Kristen Salerno wrote:
> I have an application that is having troubles transmitting over the
> internet and I suspect it's a firewall/ports issue. I had someone with
> domain admin rights log in and test the same app and the had the same
> problems. They tell me that with their credentials that they have
> access to all ports and that something else other than a port problem
> would be the problem. I thought that if a port is closed, it is closed
> to everyone regardless of their credentials. Can someone confirm my
> suspicion though that a port is closed regardless of your login
> credentials?
>

A port on a FW is open under two conditions that I know about.

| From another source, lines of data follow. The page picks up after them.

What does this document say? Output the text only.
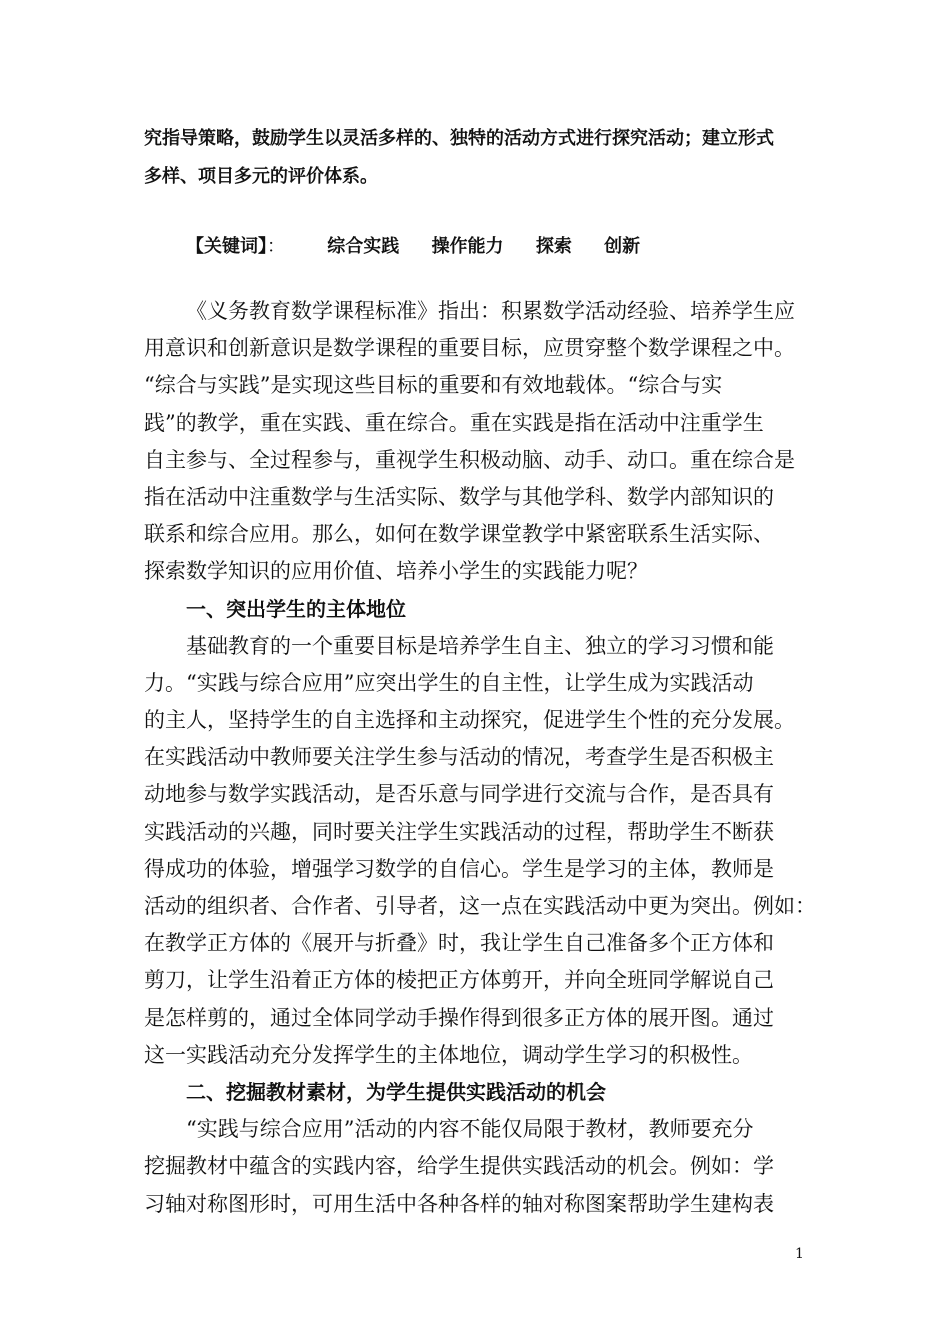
究指导策略，鼓励学生以灵活多样的、独特的活动方式进行探究活动；建立形式
多样、项目多元的评价体系。
【关键词】： 综合实践 操作能力 探索 创新
《义务教育数学课程标准》指出：积累数学活动经验、培养学生应
用意识和创新意识是数学课程的重要目标，应贯穿整个数学课程之中。
“综合与实践”是实现这些目标的重要和有效地载体。“综合与实
践”的教学，重在实践、重在综合。重在实践是指在活动中注重学生
自主参与、全过程参与，重视学生积极动脑、动手、动口。重在综合是
指在活动中注重数学与生活实际、数学与其他学科、数学内部知识的
联系和综合应用。那么，如何在数学课堂教学中紧密联系生活实际、
探索数学知识的应用价值、培养小学生的实践能力呢？
一、突出学生的主体地位
基础教育的一个重要目标是培养学生自主、独立的学习习惯和能
力。“实践与综合应用”应突出学生的自主性，让学生成为实践活动
的主人，坚持学生的自主选择和主动探究，促进学生个性的充分发展。
在实践活动中教师要关注学生参与活动的情况，考查学生是否积极主
动地参与数学实践活动，是否乐意与同学进行交流与合作，是否具有
实践活动的兴趣，同时要关注学生实践活动的过程，帮助学生不断获
得成功的体验，增强学习数学的自信心。学生是学习的主体，教师是
活动的组织者、合作者、引导者，这一点在实践活动中更为突出。例如：
在教学正方体的《展开与折叠》时，我让学生自己准备多个正方体和
剪刀，让学生沿着正方体的棱把正方体剪开，并向全班同学解说自己
是怎样剪的，通过全体同学动手操作得到很多正方体的展开图。通过
这一实践活动充分发挥学生的主体地位，调动学生学习的积极性。
二、挖掘教材素材，为学生提供实践活动的机会
“实践与综合应用”活动的内容不能仅局限于教材，教师要充分
挖掘教材中蕴含的实践内容，给学生提供实践活动的机会。例如：学
习轴对称图形时，可用生活中各种各样的轴对称图案帮助学生建构表
1
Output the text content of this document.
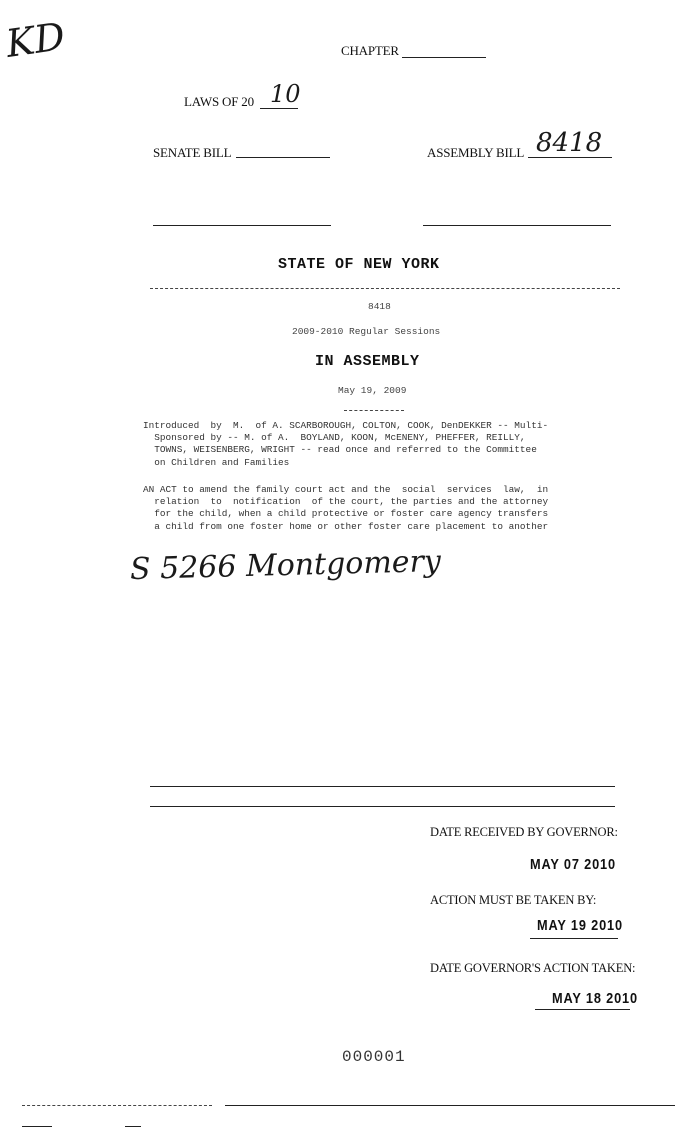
KD	CHAPTER
LAWS OF 20 10
SENATE BILL	ASSEMBLY BILL 8418
STATE OF NEW YORK
8418
2009-2010 Regular Sessions
IN ASSEMBLY
May 19, 2009
Introduced  by  M.  of A. SCARBOROUGH, COLTON, COOK, DenDEKKER -- Multi-
Sponsored by -- M. of A.  BOYLAND, KOON, McENENY, PHEFFER, REILLY,
TOWNS, WEISENBERG, WRIGHT -- read once and referred to the Committee
on Children and Families
AN ACT to amend the family court act and the  social  services  law,  in
relation  to  notification  of the court, the parties and the attorney
for the child, when a child protective or foster care agency transfers
a child from one foster home or other foster care placement to another
S 5266 Montgomery
DATE RECEIVED BY GOVERNOR:
MAY 07 2010
ACTION MUST BE TAKEN BY:
MAY 19 2010
DATE GOVERNOR'S ACTION TAKEN:
MAY 18 2010
000001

1) The admin of the FW did a port forwarding of a port or ports (opening
) it or them to unsolicited inbound traffic from the Internet, such as a
WEB server sitting there listing for unsolicited inbound traffic from
client machines with an browser on port 80, as an example. That would
mean something behind the FW, a program running on a computer, was
sitting there listing on its port or ports for unsolicited inbound
traffic from the Internet.

2) Any program running on a machine behind the FW that sends outbound
traffic to a remote IP, a solicitation of traffic by the program, the FW
will open the required inbound port or ports back to the soliciting
program, like your machine that's has a browser and you make contact
with a WEB site. The FW is going to allow the solicited inbound traffic
back to your machine, on port 80.

Admin rights on a machine or a Domain has nothing to do with it that I
know about.

Duane :)

Re: Opening a Port

am 10.11.2006 15:07:57 von Ansgar -59cobalt- Wiechers

Kristen Salerno wrote:
> I have an application that is having troubles transmitting over the
> internet and I suspect it's a firewall/ports issue. I had someone
> with domain admin rights log in and test the same app and the had the
> same problems. They tell me that with their credentials that they
> have access to all ports and that something else other than a port
> problem would be the problem. I thought that if a port is closed, it
> is closed to everyone regardless of their credentials. Can someone
> confirm my suspicion though that a port is closed regardless of your
> login credentials?

Too little detail. Too much hearsay.

- What application? Version?
- What kind of transmission? Protocol? Data?
- What's the exact error message?
- Have you some sort of packet filter on the host in place?
- What firewall do you use?
- What do the logs on the host say?
- What do the logs on the firewall say?
- Have you tried the respective network tools (ping, netstat,
traceroute, port scanner, sniffer, ...) to track down the issue?
What were the results?

cu
59cobalt
--
"If a software developer ever believes a rootkit is a necessary part of
their architecture they should go back and re-architect their solution."